Manila-based art gallery Silverlens is launching an artist residency on an island in the southern Philippines, where residents will use found materials to create public art installations.
Lubi Art Residency takes its name from the Visayan word for coconut and is held at Dusit Thani Lubi Plantation Resort on Kopiat Island in the Gulf of Davao, which until the 1990s was largely agricultural. Artists will use island materials like driftwood, bamboo, and debris washed up on shore for installations that may deteriorate over time, making their projects carbon neutral during residency.
“In Southeast Asia, our lives revolve around the environment: storms, earthquakes and volcanoes. There is respect for nature, because we are the first to be affected,” explains Rachel Rillo, one of the two co-owners of the gallery. “Because we live in the islands, we know that nothing is permanent. Things will go downhill, they will rot from humidity and thunderstorms or the heat of the sun. Things will eventually go back to normal. nature.
Using materials scavenged on the island is not only carbon neutral, it’s also pragmatic, minimizing the need for expensive shipping to and from the island. Silverlens has selected artists who already use found objects in their practices, explains Isa Lorenzo, the other co-owner. The first cohort of artists includes Corinne de San Jose, Gary-Ross Pastrana, Wawi Navarroza, Christina Quisumbing Ramilo, Bernardo Pacquing and James Clar.
The artists’ work is expected to be completed by the end of the year and installed in public spaces on the island by March 2024. For the residency, Silverlens has partnered with Lanang Realty Development Corporation, the group which has helped preserve the island’s biodiversity. and brought in local scientists and marine biologists to protect the area from erosion. Davao Gulf is home to one of the most diverse cetacean habitats in the Philippines, and the island’s beaches serve as a turtle sanctuary. Ecotourism has also boosted the region’s economy.
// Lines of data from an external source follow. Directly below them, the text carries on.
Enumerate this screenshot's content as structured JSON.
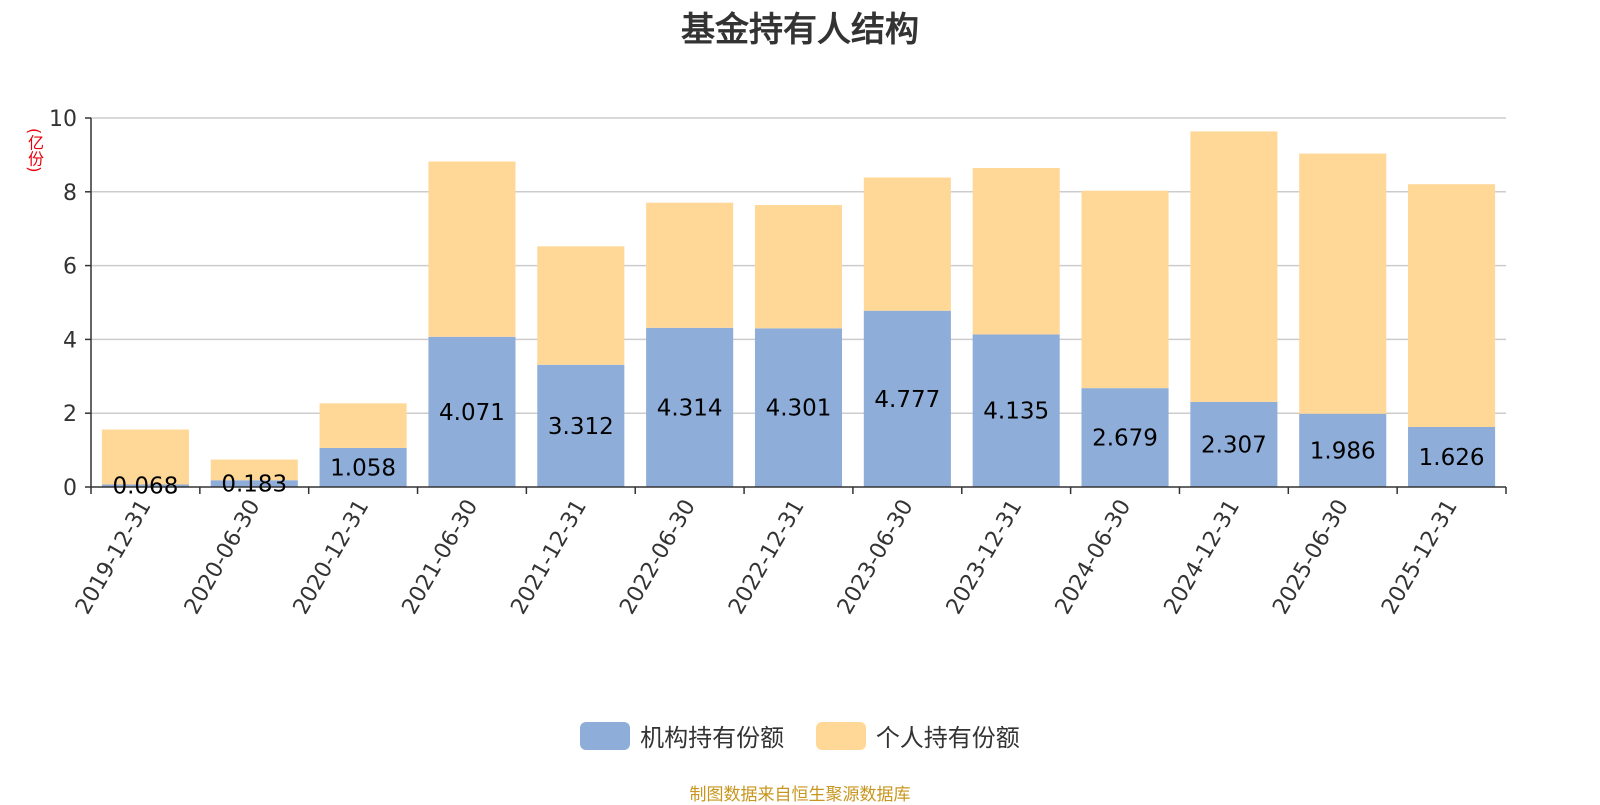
{
  "chart_data": {
    "type": "bar",
    "stacked": true,
    "title": "基金持有人结构",
    "unit": "(亿份)",
    "categories": [
      "2019-12-31",
      "2020-06-30",
      "2020-12-31",
      "2021-06-30",
      "2021-12-31",
      "2022-06-30",
      "2022-12-31",
      "2023-06-30",
      "2023-12-31",
      "2024-06-30",
      "2024-12-31",
      "2025-06-30",
      "2025-12-31"
    ],
    "series": [
      {
        "name": "机构持有份额",
        "color": "#8eadd9",
        "labels": [
          "0.068",
          "0.183",
          "1.058",
          "4.071",
          "3.312",
          "4.314",
          "4.301",
          "4.777",
          "4.135",
          "2.679",
          "2.307",
          "1.986",
          "1.626"
        ],
        "values": [
          0.068,
          0.183,
          1.058,
          4.071,
          3.312,
          4.314,
          4.301,
          4.777,
          4.135,
          2.679,
          2.307,
          1.986,
          1.626
        ]
      },
      {
        "name": "个人持有份额",
        "color": "#ffd898",
        "values": [
          1.49,
          0.56,
          1.21,
          4.75,
          3.21,
          3.39,
          3.34,
          3.61,
          4.51,
          5.35,
          7.33,
          7.05,
          6.58
        ]
      }
    ],
    "yticks": [
      "0",
      "2",
      "4",
      "6",
      "8",
      "10"
    ],
    "ylim": [
      0,
      10
    ],
    "grid": true,
    "legend_position": "bottom-center"
  },
  "footer": {
    "source": "制图数据来自恒生聚源数据库"
  }
}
Rillo and Lorenzo were inspired to start their own residency by similar programs in Naoshima, Japan, an island where formerly abandoned fishing villages were revitalized by contemporary art spaces, they said. A unique challenge was to integrate the local community into the residency as traditional arts institutions are less common in the country.
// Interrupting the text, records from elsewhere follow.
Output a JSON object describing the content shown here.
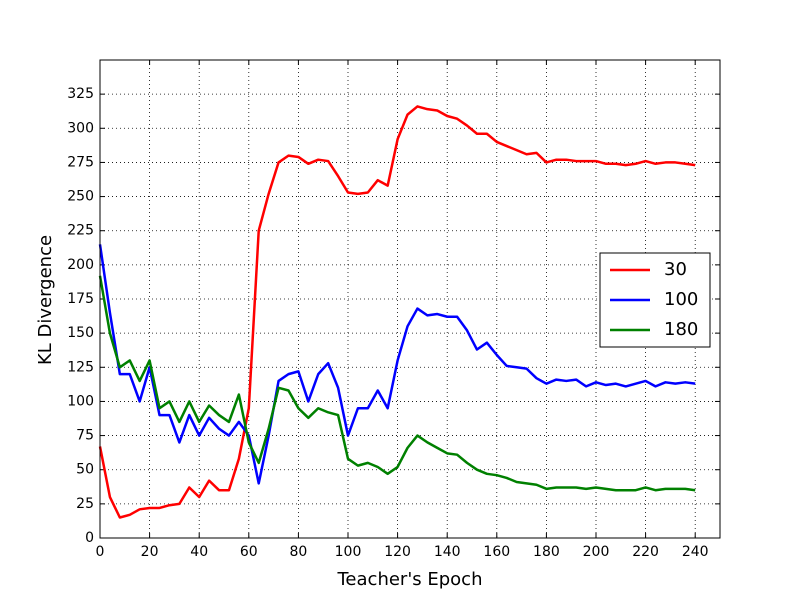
{
  "chart_data": {
    "type": "line",
    "x_label": "Teacher's Epoch",
    "y_label": "KL Divergence",
    "x": [
      0,
      4,
      8,
      12,
      16,
      20,
      24,
      28,
      32,
      36,
      40,
      44,
      48,
      52,
      56,
      60,
      64,
      68,
      72,
      76,
      80,
      84,
      88,
      92,
      96,
      100,
      104,
      108,
      112,
      116,
      120,
      124,
      128,
      132,
      136,
      140,
      144,
      148,
      152,
      156,
      160,
      164,
      168,
      172,
      176,
      180,
      184,
      188,
      192,
      196,
      200,
      204,
      208,
      212,
      216,
      220,
      224,
      228,
      232,
      236,
      240
    ],
    "series": [
      {
        "name": "30",
        "color": "#ff0000",
        "values": [
          67,
          30,
          15,
          17,
          21,
          22,
          22,
          24,
          25,
          37,
          30,
          42,
          35,
          35,
          58,
          95,
          225,
          252,
          275,
          280,
          279,
          274,
          277,
          276,
          265,
          253,
          252,
          253,
          262,
          258,
          292,
          310,
          316,
          314,
          313,
          309,
          307,
          302,
          296,
          296,
          290,
          287,
          284,
          281,
          282,
          275,
          277,
          277,
          276,
          276,
          276,
          274,
          274,
          273,
          274,
          276,
          274,
          275,
          275,
          274,
          273
        ]
      },
      {
        "name": "100",
        "color": "#0000ff",
        "values": [
          215,
          165,
          120,
          120,
          100,
          125,
          90,
          90,
          70,
          90,
          75,
          88,
          80,
          75,
          85,
          75,
          40,
          75,
          115,
          120,
          122,
          100,
          120,
          128,
          110,
          75,
          95,
          95,
          108,
          95,
          130,
          155,
          168,
          163,
          164,
          162,
          162,
          152,
          138,
          143,
          134,
          126,
          125,
          124,
          117,
          113,
          116,
          115,
          116,
          111,
          114,
          112,
          113,
          111,
          113,
          115,
          111,
          114,
          113,
          114,
          113
        ]
      },
      {
        "name": "180",
        "color": "#008000",
        "values": [
          192,
          150,
          125,
          130,
          115,
          130,
          95,
          100,
          85,
          100,
          85,
          97,
          90,
          85,
          105,
          70,
          55,
          80,
          110,
          108,
          95,
          88,
          95,
          92,
          90,
          58,
          53,
          55,
          52,
          47,
          52,
          66,
          75,
          70,
          66,
          62,
          61,
          55,
          50,
          47,
          46,
          44,
          41,
          40,
          39,
          36,
          37,
          37,
          37,
          36,
          37,
          36,
          35,
          35,
          35,
          37,
          35,
          36,
          36,
          36,
          35
        ]
      }
    ],
    "xlim": [
      0,
      250
    ],
    "xticks": [
      0,
      20,
      40,
      60,
      80,
      100,
      120,
      140,
      160,
      180,
      200,
      220,
      240
    ],
    "ylim": [
      0,
      350
    ],
    "yticks": [
      0,
      25,
      50,
      75,
      100,
      125,
      150,
      175,
      200,
      225,
      250,
      275,
      300,
      325
    ],
    "grid": true,
    "legend": "right"
  }
}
“Here in the Philippines and in many developing countries in Southeast Asia, we don’t have a lot of museums and we don’t have a lot of infrastructure for art. But we’re big on festivals, music, performance, beauty and decoration,” Rillo says. “Which is great, because the initiation to art can be based on experience. It can be anything you get into.
When Lorenzo started visiting Kopiat Island three decades ago, the beach stretched about eight meters before it hit the water. Now, due to climate change and erosion, there is no natural beach at all, and a breakwater has been installed around much of the island, Lorenzo said. Cyanide fishing was also once a popular method of collecting fish around the island, which damaged local underwater flora and fauna, including coral reefs. But since becoming a protected area, the local ecosystem has blossomed again.
“Yes, climate change is happening. But at the same time, there are still things you can do to save the environment,” says Lorenzo. “Leave him alone and he will regenerate.”
“It takes so little for the environment to grow on its own,” adds Rillo.
Silverlens, which Lorenzo founded in Manila in 2004 before Rillo joined in 2007, opened a store in New York at Chelsea last year.